Like many people, New York Times columnist Frank Bruni sees the ascension of Jorge Mario Bergoglio from simply Argentine cardinal to Pope Francis as a time for the church to transition as well. The church has become too mired in sexual policing, something of which Francis too is guilty, and that mission derailed the church by shining the light on its own misconduct.
To get back on track, Bruni says, the church must first ignore Salt 'N' Pepa and stop talking about sex.
It's time for the church to stop talking so much about sex. It's the perfect time, in fact.
It's on matters of sexual morality that the church has lost much of its authority. And it's on matters of sexual morality that it largely wastes its breath. By insisting on mandatory celibacy for a priesthood winnowed and sometimes warped by that, by opposing the use of contraceptives for birth control, by casting judgment on homosexuals and by decrying divorce while running something of an annulment mill, the church's leaders have enraged and alienated Catholics whose common sense and whose experience of the real world tell them that none of that is wise, kind or necessary.
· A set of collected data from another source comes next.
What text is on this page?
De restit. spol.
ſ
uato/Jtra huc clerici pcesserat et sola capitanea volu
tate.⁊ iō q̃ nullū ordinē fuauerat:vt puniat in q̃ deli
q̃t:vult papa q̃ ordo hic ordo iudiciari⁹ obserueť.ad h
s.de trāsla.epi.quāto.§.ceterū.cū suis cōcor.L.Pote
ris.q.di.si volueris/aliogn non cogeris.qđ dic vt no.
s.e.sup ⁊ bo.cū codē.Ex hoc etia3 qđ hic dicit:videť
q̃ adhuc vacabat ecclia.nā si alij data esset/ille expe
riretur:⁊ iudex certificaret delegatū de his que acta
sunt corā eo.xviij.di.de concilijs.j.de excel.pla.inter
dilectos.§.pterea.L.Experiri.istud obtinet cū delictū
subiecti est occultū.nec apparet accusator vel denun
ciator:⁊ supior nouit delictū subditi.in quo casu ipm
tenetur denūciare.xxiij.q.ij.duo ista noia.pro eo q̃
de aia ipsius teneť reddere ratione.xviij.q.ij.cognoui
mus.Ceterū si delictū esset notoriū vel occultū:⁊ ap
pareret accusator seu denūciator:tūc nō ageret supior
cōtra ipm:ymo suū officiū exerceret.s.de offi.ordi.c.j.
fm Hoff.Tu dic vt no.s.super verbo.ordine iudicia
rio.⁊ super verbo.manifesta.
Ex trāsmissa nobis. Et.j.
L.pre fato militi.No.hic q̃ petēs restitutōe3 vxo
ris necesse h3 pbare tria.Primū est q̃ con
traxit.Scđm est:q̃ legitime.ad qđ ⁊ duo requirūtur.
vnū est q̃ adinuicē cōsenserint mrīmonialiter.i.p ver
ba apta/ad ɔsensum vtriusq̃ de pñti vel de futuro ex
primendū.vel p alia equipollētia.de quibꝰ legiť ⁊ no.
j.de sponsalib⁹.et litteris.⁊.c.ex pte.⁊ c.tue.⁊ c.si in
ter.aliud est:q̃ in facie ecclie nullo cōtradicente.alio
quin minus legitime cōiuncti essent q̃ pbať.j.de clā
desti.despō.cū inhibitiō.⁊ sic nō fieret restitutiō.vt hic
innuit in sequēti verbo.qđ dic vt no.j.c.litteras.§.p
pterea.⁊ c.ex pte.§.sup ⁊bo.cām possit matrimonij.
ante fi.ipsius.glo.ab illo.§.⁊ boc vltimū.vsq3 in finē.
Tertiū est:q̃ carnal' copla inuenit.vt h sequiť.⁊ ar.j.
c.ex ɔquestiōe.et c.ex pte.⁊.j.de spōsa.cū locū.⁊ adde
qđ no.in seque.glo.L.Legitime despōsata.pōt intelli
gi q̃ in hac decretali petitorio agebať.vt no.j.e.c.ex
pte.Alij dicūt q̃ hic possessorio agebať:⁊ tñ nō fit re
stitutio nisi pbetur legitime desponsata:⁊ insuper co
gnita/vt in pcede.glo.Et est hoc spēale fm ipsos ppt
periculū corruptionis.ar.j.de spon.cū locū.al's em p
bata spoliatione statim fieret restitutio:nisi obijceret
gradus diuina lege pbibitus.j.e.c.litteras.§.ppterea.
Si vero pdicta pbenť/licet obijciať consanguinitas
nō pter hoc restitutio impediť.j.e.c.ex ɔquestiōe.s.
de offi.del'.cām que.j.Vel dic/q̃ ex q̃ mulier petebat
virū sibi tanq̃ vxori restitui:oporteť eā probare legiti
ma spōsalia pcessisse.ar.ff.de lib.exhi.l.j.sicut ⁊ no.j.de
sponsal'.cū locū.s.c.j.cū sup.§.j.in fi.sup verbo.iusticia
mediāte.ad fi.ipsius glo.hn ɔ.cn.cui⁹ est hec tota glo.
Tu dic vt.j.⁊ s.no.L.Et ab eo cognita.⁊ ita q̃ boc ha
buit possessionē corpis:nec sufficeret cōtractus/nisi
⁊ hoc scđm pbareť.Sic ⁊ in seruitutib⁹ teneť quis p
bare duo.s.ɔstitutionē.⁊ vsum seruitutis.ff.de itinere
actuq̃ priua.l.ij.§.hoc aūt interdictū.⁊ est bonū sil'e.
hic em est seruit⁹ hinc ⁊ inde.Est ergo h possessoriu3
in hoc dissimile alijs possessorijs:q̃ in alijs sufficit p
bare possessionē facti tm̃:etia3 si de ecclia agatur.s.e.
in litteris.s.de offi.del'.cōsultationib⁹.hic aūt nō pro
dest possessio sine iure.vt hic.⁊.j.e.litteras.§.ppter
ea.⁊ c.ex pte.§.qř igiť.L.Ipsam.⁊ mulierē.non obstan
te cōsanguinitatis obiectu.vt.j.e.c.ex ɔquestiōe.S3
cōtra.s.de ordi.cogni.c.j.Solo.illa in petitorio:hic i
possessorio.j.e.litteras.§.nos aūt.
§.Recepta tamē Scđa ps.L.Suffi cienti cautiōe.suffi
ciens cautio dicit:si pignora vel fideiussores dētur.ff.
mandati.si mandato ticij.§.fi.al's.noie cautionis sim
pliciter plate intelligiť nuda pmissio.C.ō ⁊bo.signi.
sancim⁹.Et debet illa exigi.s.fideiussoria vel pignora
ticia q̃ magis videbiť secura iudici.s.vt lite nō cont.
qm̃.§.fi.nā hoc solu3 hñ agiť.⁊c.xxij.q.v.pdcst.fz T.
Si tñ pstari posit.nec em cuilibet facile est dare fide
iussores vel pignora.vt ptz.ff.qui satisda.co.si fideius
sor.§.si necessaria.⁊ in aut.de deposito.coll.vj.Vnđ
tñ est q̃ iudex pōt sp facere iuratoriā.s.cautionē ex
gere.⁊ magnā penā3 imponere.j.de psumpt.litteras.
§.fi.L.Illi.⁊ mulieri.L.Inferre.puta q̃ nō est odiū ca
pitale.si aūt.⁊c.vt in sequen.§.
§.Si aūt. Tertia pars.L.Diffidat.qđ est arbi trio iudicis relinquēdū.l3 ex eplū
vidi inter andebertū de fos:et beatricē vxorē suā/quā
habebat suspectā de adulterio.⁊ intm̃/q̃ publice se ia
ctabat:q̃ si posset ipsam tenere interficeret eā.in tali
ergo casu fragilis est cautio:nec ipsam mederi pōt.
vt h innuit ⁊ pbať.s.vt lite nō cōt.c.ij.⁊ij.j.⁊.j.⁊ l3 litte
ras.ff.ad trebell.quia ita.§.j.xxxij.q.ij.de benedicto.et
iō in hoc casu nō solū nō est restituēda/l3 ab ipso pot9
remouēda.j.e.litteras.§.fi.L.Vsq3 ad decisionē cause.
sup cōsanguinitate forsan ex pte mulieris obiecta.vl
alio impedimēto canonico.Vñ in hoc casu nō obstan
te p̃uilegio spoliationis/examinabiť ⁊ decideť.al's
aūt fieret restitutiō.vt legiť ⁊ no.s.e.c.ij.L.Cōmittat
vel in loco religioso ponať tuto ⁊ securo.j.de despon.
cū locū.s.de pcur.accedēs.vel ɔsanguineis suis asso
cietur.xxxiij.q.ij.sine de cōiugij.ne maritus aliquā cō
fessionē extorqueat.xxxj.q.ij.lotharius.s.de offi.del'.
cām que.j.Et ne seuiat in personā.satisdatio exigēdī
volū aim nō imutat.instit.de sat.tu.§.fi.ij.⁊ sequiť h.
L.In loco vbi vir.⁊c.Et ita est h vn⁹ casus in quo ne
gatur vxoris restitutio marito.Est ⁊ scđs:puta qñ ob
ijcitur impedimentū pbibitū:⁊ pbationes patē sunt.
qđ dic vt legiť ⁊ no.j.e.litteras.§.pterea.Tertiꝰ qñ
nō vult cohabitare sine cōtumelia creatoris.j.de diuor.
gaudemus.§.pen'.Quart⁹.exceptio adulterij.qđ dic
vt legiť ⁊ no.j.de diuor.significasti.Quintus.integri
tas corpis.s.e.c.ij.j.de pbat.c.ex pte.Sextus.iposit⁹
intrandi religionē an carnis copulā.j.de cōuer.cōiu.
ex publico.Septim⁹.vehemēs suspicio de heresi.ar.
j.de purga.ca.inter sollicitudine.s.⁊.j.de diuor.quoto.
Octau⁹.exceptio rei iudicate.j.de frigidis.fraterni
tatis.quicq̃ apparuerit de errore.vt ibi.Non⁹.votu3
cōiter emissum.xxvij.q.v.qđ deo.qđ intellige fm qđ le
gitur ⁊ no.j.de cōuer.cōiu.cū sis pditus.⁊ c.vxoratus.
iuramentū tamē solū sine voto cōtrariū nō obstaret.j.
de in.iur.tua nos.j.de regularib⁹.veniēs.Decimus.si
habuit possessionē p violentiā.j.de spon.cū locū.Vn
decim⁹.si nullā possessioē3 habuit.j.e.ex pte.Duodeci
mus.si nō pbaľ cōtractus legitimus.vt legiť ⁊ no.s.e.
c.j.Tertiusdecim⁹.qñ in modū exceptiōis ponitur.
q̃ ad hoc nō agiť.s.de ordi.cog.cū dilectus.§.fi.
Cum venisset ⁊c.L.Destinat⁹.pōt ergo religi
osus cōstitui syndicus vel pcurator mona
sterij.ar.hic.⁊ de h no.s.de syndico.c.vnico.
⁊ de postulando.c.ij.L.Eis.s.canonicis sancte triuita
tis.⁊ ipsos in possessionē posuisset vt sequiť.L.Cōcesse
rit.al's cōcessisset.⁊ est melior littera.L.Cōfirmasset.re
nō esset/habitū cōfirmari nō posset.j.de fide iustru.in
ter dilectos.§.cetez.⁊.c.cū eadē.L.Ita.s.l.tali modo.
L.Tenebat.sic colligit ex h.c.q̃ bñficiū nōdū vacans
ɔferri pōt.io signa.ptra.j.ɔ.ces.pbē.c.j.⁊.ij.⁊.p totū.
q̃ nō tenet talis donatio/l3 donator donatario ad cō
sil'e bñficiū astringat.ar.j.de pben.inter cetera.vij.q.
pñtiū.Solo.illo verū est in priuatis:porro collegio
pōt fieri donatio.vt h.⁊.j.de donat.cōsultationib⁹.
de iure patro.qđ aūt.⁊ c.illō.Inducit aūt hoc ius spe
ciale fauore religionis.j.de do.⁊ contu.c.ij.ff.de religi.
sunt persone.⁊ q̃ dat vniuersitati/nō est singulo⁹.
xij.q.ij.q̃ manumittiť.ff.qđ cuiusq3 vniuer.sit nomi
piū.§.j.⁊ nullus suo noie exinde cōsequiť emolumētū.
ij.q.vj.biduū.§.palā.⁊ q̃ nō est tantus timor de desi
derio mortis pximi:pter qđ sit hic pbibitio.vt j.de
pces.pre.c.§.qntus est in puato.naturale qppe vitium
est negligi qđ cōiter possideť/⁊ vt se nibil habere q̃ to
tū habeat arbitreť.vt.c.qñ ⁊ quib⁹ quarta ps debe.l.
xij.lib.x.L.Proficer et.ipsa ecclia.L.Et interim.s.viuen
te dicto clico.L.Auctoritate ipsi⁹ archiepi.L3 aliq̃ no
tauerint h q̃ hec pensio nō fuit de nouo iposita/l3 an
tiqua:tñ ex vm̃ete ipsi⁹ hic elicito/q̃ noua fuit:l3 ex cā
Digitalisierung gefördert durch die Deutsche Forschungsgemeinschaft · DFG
The church's leaders have also set themselves up to be dismissed as hypocrites, unable to uphold the very virtues they promulgate.
If Francis lives up to his reputation and truly embodies the spirit of the saint after which he's named, a humble servant of the poor, he must start rebuilding the church's outreach to the world's least fortunate, the 1.3 billion people living in poverty. That number, Bruni points out, is more than the 1.2 billion of people who identify as Catholic.